Je m’étonne toujours du temps qu’on prend pour évaluer parce qu’il faut mettre des points dans le bulletin et des justifications qui sont employées pour à la fois se plaindre de ce système et en même temps ne pas prendre le temps de le remettre en question. Quand en formation, on pose la question aux équipes éducatives de savoir ce qui est obligatoire en termes de droit en matière d’évaluation, bien peu sont au fait de la législation. En fait elle est très peu contraignante. Il y a bien sûr les certifications officielles annoncées ci-dessus et une obligation à informer les parents sur les évolutions des apprentissages. Pour le reste, les enseignants sont bien plus soumis soit à de vieilles habitudes, soit à des injonctions des réseaux.

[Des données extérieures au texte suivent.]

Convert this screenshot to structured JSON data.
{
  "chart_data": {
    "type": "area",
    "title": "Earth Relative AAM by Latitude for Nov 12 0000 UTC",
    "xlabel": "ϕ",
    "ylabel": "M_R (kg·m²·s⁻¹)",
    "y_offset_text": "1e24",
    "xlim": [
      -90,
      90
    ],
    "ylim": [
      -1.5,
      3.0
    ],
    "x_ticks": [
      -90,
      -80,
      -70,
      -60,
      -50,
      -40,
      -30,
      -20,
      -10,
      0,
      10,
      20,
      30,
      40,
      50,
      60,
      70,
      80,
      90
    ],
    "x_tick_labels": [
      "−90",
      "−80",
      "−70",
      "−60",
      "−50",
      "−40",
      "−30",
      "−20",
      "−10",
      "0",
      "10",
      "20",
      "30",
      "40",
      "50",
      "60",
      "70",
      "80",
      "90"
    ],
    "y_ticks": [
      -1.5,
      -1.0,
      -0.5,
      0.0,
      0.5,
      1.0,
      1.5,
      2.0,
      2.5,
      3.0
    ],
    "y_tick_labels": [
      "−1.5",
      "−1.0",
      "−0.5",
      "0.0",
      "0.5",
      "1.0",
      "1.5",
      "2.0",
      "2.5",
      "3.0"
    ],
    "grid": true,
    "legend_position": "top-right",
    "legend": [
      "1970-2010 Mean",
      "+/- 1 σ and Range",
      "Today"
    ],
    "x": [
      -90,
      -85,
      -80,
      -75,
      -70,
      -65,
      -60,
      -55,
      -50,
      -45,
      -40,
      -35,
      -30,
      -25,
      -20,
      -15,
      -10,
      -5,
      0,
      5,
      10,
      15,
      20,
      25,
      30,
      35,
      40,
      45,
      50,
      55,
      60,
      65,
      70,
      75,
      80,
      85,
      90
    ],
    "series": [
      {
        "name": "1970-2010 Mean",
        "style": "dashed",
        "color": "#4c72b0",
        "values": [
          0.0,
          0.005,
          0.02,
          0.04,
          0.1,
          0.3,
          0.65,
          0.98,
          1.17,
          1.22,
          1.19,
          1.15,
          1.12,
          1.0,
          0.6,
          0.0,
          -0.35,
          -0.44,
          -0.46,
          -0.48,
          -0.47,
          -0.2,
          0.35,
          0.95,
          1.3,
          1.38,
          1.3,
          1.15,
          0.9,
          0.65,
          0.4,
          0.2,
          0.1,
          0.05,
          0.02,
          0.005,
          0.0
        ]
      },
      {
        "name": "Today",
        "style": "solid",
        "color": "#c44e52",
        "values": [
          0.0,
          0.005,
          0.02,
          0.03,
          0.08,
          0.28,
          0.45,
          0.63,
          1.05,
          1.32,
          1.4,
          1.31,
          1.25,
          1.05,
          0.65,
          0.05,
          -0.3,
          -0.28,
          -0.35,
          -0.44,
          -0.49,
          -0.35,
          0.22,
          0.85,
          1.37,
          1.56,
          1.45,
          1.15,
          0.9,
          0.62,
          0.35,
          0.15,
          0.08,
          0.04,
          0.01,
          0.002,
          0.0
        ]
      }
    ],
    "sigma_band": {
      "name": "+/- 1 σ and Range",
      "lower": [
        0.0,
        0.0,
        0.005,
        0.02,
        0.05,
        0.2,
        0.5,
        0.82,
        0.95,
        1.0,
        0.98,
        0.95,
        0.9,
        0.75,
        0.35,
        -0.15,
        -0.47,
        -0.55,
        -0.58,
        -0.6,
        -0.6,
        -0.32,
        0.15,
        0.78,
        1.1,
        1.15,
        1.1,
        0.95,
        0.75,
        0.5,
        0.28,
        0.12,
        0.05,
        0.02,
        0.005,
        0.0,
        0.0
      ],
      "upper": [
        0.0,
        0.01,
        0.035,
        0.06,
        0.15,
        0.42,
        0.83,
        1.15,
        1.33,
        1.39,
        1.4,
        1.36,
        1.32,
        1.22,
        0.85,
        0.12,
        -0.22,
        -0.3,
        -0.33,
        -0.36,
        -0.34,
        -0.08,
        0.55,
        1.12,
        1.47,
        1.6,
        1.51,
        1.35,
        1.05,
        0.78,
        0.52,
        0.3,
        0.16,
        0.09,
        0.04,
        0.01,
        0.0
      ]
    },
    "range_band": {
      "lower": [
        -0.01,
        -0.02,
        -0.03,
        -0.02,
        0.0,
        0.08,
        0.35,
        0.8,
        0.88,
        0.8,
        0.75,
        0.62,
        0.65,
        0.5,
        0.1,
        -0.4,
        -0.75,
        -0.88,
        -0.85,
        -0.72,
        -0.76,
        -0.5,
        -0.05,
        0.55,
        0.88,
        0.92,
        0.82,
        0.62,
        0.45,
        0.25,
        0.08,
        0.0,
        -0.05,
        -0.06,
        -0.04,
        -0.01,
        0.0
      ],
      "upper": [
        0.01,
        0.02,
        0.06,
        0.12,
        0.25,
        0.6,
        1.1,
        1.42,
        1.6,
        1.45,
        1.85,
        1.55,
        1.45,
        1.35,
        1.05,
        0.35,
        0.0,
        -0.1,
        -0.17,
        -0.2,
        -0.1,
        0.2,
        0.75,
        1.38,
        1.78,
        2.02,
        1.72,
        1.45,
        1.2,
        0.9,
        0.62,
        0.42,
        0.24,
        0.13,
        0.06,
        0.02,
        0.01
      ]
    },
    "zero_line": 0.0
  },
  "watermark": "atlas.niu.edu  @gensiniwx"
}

Eh oui, vous l’avez compris, ils sont mis dans un rapport coercitif à leur travail et donc trop souvent ils font de même avec les élèves. On reproduit ce que l’on a vécu ou vit soi-même. Et si, au contraire, les plans de pilotage ouvraient une nouvelle réflexion sur le rôle de l’école et sur le type d’évaluation adopter en fonction de ces nouvelles finalités choisies. Si entrainer le désir d’apprendre chez les élèves de la maternelle à la fin de l’enseignement obligatoire devenait central. On verrait alors des équipes réfléchir ensemble à de nouveaux dispositifs pédagogiques et didactiques. On verrait inévitablement des pratiques pédagogiques qui se transforment. Il s’agit purement et simplement de reprendre du pouvoir sur son métier.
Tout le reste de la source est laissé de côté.